Belgium opened an embassy in Switzerland in 1840, while Switzerland opened its embassy in Brussels in 1918. These were later followed by consulates general in Geneva and Antwerp, as well as Belgian consulates in various Swiss cities.
The First World War strengthened ties between the Belgian and Swiss populations. When Belgian neutrality was disregarded by the German troops, this triggered fierce criticism, especially in French-speaking Switzerland. Switzerland took in 2,000 hospitalised Belgian children and interned 4,500 wounded officers and soldiers, as well as 6,000 refugees, including the industrialist Ernest Solvay and the poet Emile Verhaeren.

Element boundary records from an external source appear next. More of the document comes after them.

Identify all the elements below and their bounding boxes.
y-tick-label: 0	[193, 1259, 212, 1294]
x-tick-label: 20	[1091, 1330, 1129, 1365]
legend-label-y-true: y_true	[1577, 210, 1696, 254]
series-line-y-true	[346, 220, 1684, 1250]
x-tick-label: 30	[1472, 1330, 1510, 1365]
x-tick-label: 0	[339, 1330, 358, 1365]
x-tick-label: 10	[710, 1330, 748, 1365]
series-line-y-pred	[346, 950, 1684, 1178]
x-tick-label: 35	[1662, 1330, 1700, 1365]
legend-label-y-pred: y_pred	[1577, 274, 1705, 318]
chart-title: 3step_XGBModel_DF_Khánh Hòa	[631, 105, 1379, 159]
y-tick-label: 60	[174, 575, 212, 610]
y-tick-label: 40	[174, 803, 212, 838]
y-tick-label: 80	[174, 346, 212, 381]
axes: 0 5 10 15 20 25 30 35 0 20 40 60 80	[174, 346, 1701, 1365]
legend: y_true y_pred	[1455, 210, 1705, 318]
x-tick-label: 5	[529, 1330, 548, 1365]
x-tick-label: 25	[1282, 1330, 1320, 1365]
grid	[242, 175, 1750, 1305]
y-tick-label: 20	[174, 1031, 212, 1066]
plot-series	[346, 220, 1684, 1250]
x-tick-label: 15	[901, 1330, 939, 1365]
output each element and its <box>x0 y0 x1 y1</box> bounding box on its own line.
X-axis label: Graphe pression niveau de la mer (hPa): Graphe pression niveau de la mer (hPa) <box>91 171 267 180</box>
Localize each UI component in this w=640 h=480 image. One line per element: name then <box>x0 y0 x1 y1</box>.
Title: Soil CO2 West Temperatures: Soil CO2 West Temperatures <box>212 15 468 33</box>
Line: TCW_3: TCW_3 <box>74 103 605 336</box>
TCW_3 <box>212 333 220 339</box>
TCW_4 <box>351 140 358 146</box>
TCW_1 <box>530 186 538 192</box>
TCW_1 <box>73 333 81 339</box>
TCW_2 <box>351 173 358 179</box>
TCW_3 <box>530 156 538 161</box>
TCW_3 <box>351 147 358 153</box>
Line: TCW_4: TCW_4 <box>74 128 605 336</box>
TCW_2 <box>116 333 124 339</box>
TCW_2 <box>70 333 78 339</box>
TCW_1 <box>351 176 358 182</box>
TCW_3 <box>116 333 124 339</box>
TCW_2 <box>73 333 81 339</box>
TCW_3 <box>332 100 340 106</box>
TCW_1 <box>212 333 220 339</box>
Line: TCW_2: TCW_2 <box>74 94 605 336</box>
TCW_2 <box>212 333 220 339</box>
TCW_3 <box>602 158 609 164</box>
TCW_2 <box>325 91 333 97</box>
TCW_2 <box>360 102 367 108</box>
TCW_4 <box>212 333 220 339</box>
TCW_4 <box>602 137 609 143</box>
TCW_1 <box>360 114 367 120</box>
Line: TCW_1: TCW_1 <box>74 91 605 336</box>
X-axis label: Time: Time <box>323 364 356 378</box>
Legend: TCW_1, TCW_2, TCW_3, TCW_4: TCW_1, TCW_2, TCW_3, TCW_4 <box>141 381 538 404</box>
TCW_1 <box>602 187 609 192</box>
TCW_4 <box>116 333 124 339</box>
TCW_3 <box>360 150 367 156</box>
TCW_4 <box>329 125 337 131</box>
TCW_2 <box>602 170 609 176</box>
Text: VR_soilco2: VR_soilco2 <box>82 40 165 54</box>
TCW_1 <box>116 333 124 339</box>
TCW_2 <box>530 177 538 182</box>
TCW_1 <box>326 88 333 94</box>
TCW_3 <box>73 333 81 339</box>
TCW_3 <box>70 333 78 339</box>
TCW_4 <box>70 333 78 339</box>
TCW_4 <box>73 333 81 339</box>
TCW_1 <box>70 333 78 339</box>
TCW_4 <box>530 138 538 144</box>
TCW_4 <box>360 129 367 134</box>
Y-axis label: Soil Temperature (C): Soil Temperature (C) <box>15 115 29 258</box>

The Belgian royal family has always maintained good relations with Switzerland. King Albert I was a regular visitor to the country, while Leopold III lived with his family in Switzerland from 1945 to 1950. When King Leopold III abdicated in 1959, his son King Baudouin I continued to maintain good relations with Switzerland, and was received on a state visit here in 1989. Eleven years later King Albert II paid a state visit to Switzerland on 21 and 22 November 2000. His eldest son, Philippe, who was enthroned as King of the Belgians on 21 July 2013, continues the royal family tradition and regularly spends holidays in Switzerland.